Use-case flowdown is the technique for deriving functional requirements for the analysis (and then design) elements. The results of the activity are:

  • survey of subsystem operations
  • survey of hosted subsystem operations for localities
  • survey of executed subsystem operations for processes
  • use-case survey for subsystems (optional)

The technique uses the standard RUP activity of choosing an architecturally significant set of use cases. For each chosen use case, the flow of events is developed. This is the description of the interactions between the system actors and the system. The system responses are black box; the descriptions make no reference to the architectural elements. Next, a black-box step (which will be performed by a system operation) is expanded into one or more white-box steps, each of which is performed by a named subsystem.

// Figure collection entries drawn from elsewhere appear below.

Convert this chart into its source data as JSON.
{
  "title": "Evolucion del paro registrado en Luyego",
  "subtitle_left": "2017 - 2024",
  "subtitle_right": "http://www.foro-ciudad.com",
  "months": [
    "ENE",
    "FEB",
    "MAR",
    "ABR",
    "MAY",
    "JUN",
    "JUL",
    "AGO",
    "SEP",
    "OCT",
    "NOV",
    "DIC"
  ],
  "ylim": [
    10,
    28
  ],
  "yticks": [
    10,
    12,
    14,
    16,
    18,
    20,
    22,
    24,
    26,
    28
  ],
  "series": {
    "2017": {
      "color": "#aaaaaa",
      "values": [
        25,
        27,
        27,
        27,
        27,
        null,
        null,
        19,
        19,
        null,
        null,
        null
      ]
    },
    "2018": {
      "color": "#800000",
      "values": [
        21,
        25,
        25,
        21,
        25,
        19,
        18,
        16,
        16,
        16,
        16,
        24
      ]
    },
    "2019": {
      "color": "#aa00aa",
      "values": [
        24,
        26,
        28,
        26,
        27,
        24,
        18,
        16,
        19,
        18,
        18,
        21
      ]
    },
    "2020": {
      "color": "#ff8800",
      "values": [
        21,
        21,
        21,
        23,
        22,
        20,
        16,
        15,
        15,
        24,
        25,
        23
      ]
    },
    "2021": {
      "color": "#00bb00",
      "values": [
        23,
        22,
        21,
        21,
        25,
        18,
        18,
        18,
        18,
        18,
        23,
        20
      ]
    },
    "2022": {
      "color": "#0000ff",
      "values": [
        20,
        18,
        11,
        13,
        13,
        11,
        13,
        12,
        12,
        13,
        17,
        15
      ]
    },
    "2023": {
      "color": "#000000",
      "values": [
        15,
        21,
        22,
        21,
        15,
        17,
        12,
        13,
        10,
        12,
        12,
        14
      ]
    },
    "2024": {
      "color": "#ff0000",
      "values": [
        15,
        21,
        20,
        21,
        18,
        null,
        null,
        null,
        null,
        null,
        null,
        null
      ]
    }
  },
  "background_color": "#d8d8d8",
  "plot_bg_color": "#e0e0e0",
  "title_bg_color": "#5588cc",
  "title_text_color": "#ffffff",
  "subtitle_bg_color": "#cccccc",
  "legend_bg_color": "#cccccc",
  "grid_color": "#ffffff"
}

The white-box steps are also associated with the localities which host them, and the processes that execute them. Each white-box step that spans localities or processes (that is, requires more than one to complete) is split until it can be completed at a single locality, by a single process. A white-box step can be replicated at several localities, but these are independent instances. These white-box steps are candidates to become subsystem operations, which are the equivalent of system operations at this lower level of logical decomposition.

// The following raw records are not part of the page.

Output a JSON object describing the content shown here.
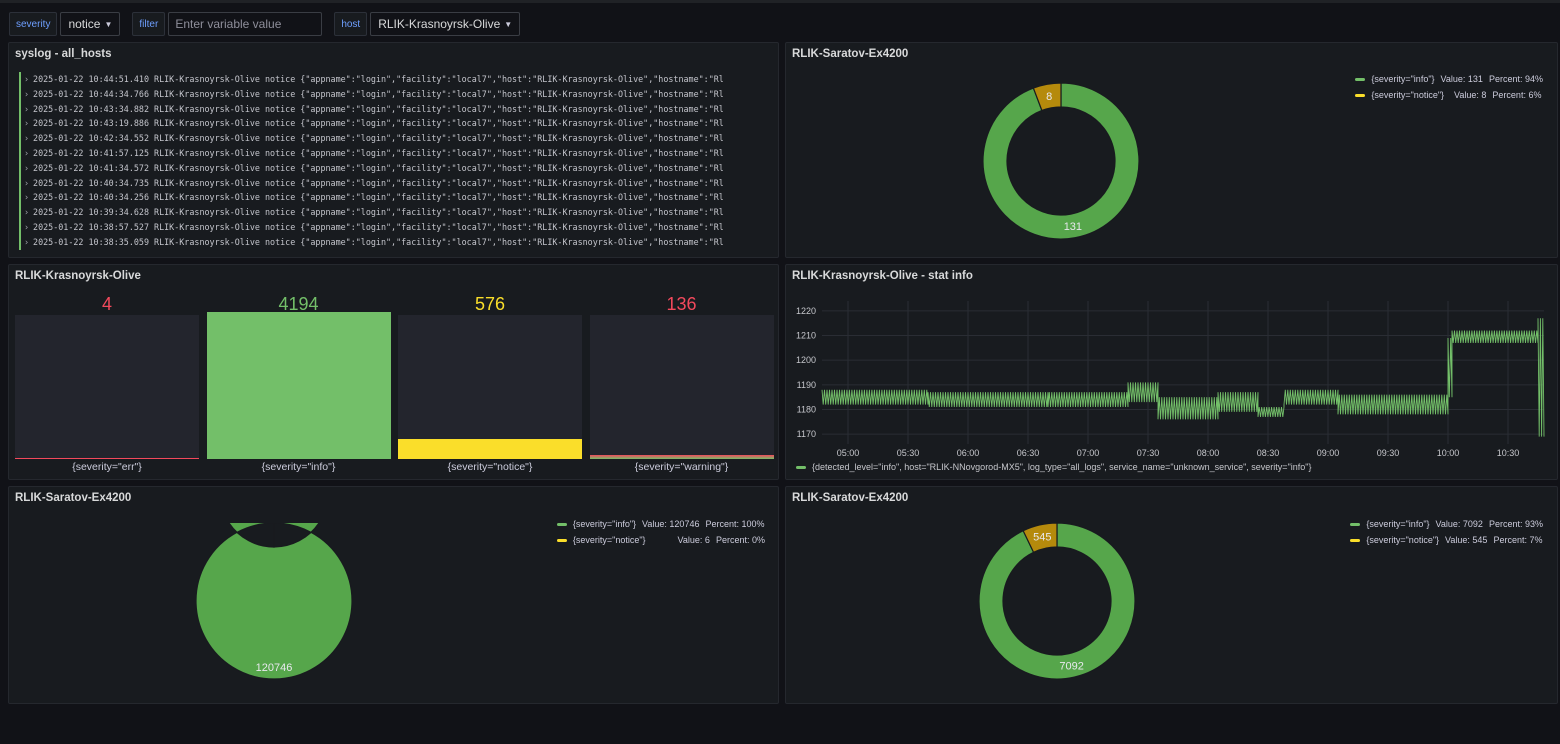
{
  "variables": {
    "severity": {
      "label": "severity",
      "value": "notice"
    },
    "filter": {
      "label": "filter",
      "placeholder": "Enter variable value"
    },
    "host": {
      "label": "host",
      "value": "RLIK-Krasnoyrsk-Olive"
    }
  },
  "icons": {
    "dropdown": "chevron-down-icon",
    "expand": "chevron-right-icon"
  },
  "colors": {
    "info": "#56a64b",
    "notice": "#e0b400",
    "notice_donut": "#b58a0c",
    "err": "#f2495c",
    "warning": "#f2495c",
    "value_info": "#73bf69",
    "value_notice": "#fade2a"
  },
  "logs": {
    "title": "syslog - all_hosts",
    "lines": [
      "2025-01-22 10:44:51.410  RLIK-Krasnoyrsk-Olive notice {\"appname\":\"login\",\"facility\":\"local7\",\"host\":\"RLIK-Krasnoyrsk-Olive\",\"hostname\":\"Rl",
      "2025-01-22 10:44:34.766  RLIK-Krasnoyrsk-Olive notice {\"appname\":\"login\",\"facility\":\"local7\",\"host\":\"RLIK-Krasnoyrsk-Olive\",\"hostname\":\"Rl",
      "2025-01-22 10:43:34.882  RLIK-Krasnoyrsk-Olive notice {\"appname\":\"login\",\"facility\":\"local7\",\"host\":\"RLIK-Krasnoyrsk-Olive\",\"hostname\":\"Rl",
      "2025-01-22 10:43:19.886  RLIK-Krasnoyrsk-Olive notice {\"appname\":\"login\",\"facility\":\"local7\",\"host\":\"RLIK-Krasnoyrsk-Olive\",\"hostname\":\"Rl",
      "2025-01-22 10:42:34.552  RLIK-Krasnoyrsk-Olive notice {\"appname\":\"login\",\"facility\":\"local7\",\"host\":\"RLIK-Krasnoyrsk-Olive\",\"hostname\":\"Rl",
      "2025-01-22 10:41:57.125  RLIK-Krasnoyrsk-Olive notice {\"appname\":\"login\",\"facility\":\"local7\",\"host\":\"RLIK-Krasnoyrsk-Olive\",\"hostname\":\"Rl",
      "2025-01-22 10:41:34.572  RLIK-Krasnoyrsk-Olive notice {\"appname\":\"login\",\"facility\":\"local7\",\"host\":\"RLIK-Krasnoyrsk-Olive\",\"hostname\":\"Rl",
      "2025-01-22 10:40:34.735  RLIK-Krasnoyrsk-Olive notice {\"appname\":\"login\",\"facility\":\"local7\",\"host\":\"RLIK-Krasnoyrsk-Olive\",\"hostname\":\"Rl",
      "2025-01-22 10:40:34.256  RLIK-Krasnoyrsk-Olive notice {\"appname\":\"login\",\"facility\":\"local7\",\"host\":\"RLIK-Krasnoyrsk-Olive\",\"hostname\":\"Rl",
      "2025-01-22 10:39:34.628  RLIK-Krasnoyrsk-Olive notice {\"appname\":\"login\",\"facility\":\"local7\",\"host\":\"RLIK-Krasnoyrsk-Olive\",\"hostname\":\"Rl",
      "2025-01-22 10:38:57.527  RLIK-Krasnoyrsk-Olive notice {\"appname\":\"login\",\"facility\":\"local7\",\"host\":\"RLIK-Krasnoyrsk-Olive\",\"hostname\":\"Rl",
      "2025-01-22 10:38:35.059  RLIK-Krasnoyrsk-Olive notice {\"appname\":\"login\",\"facility\":\"local7\",\"host\":\"RLIK-Krasnoyrsk-Olive\",\"hostname\":\"Rl"
    ]
  },
  "chart_data": [
    {
      "type": "pie",
      "panel": "donut1",
      "title": "RLIK-Saratov-Ex4200",
      "categories": [
        "{severity=\"info\"}",
        "{severity=\"notice\"}"
      ],
      "values": [
        131,
        8
      ],
      "percents": [
        "94%",
        "6%"
      ],
      "legend": "top-right"
    },
    {
      "type": "bar",
      "panel": "bargauge",
      "title": "RLIK-Krasnoyrsk-Olive",
      "categories": [
        "{severity=\"err\"}",
        "{severity=\"info\"}",
        "{severity=\"notice\"}",
        "{severity=\"warning\"}"
      ],
      "values": [
        4,
        4194,
        576,
        136
      ],
      "value_labels": [
        "4",
        "4194",
        "576",
        "136"
      ],
      "ylim": [
        0,
        4194
      ]
    },
    {
      "type": "line",
      "panel": "timeseries",
      "title": "RLIK-Krasnoyrsk-Olive - stat info",
      "x_ticks": [
        "05:00",
        "05:30",
        "06:00",
        "06:30",
        "07:00",
        "07:30",
        "08:00",
        "08:30",
        "09:00",
        "09:30",
        "10:00",
        "10:30"
      ],
      "y_ticks": [
        "1170",
        "1180",
        "1190",
        "1200",
        "1210",
        "1220"
      ],
      "ylim": [
        1166,
        1224
      ],
      "xlim": [
        "04:47",
        "10:48"
      ],
      "grid": true,
      "legend": "bottom",
      "series": [
        {
          "name": "{detected_level=\"info\", host=\"RLIK-NNovgorod-MX5\", log_type=\"all_logs\", service_name=\"unknown_service\", severity=\"info\"}",
          "segments": [
            {
              "from": "04:47",
              "to": "05:40",
              "low": 1182,
              "high": 1188
            },
            {
              "from": "05:40",
              "to": "06:40",
              "low": 1181,
              "high": 1187
            },
            {
              "from": "06:40",
              "to": "07:20",
              "low": 1181,
              "high": 1187
            },
            {
              "from": "07:20",
              "to": "07:35",
              "low": 1183,
              "high": 1191
            },
            {
              "from": "07:35",
              "to": "08:05",
              "low": 1176,
              "high": 1185
            },
            {
              "from": "08:05",
              "to": "08:25",
              "low": 1179,
              "high": 1187
            },
            {
              "from": "08:25",
              "to": "08:38",
              "low": 1177,
              "high": 1181
            },
            {
              "from": "08:38",
              "to": "09:05",
              "low": 1182,
              "high": 1188
            },
            {
              "from": "09:05",
              "to": "10:00",
              "low": 1178,
              "high": 1186
            },
            {
              "from": "10:00",
              "to": "10:02",
              "low": 1185,
              "high": 1209
            },
            {
              "from": "10:02",
              "to": "10:45",
              "low": 1207,
              "high": 1212
            },
            {
              "from": "10:45",
              "to": "10:48",
              "low": 1169,
              "high": 1217
            }
          ]
        }
      ]
    },
    {
      "type": "pie",
      "panel": "donut2",
      "title": "RLIK-Saratov-Ex4200",
      "categories": [
        "{severity=\"info\"}",
        "{severity=\"notice\"}"
      ],
      "values": [
        120746,
        6
      ],
      "percents": [
        "100%",
        "0%"
      ],
      "legend": "top-right"
    },
    {
      "type": "pie",
      "panel": "donut3",
      "title": "RLIK-Saratov-Ex4200",
      "categories": [
        "{severity=\"info\"}",
        "{severity=\"notice\"}"
      ],
      "values": [
        7092,
        545
      ],
      "percents": [
        "93%",
        "7%"
      ],
      "legend": "top-right"
    }
  ]
}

The compositions of unique sequences of subsystem operations for an individual subsystem, participating in the realization of system operations, yields the subsystem use cases (optional step).

Subsystem-Locality mapping

At the outset of use-case flowdown, you are dealing with a system which typically spans (and might even encapsulate) several localities; the depth to which decomposition into subsystems (and sub-subsystems) is performed, is a matter for architectural judgment, and depends on the domain and the complexity of the system, among other things. However, for the purposes of performance analysis it is important that you understand the computational load to be imposed at a locality, and this is done in terms of the subsystem operations hosted there. Therefore, consider the following prescription for decomposition: the decomposition must yield a set of subsystem operations that cleanly partitions between localities; that is, a subsystem operation does not span localities, and if a subsystem operation (of, say subsystem A) requires, for its performance, the use of resources at a different locality, then those resources must themselves be made available through a subsystem operation, which might be provided by subsystem A itself at that locality, or another subsystem.

This condition will obviously hold if a subsystem does not span localities, but a subsystem can span localities if its operations can be partitioned as described—otherwise, the subsystem must be decomposed further. The discussion here concerns single instances of a subsystem spanning localities; a subsystem can always be replicated at several localities, but these are separate instances.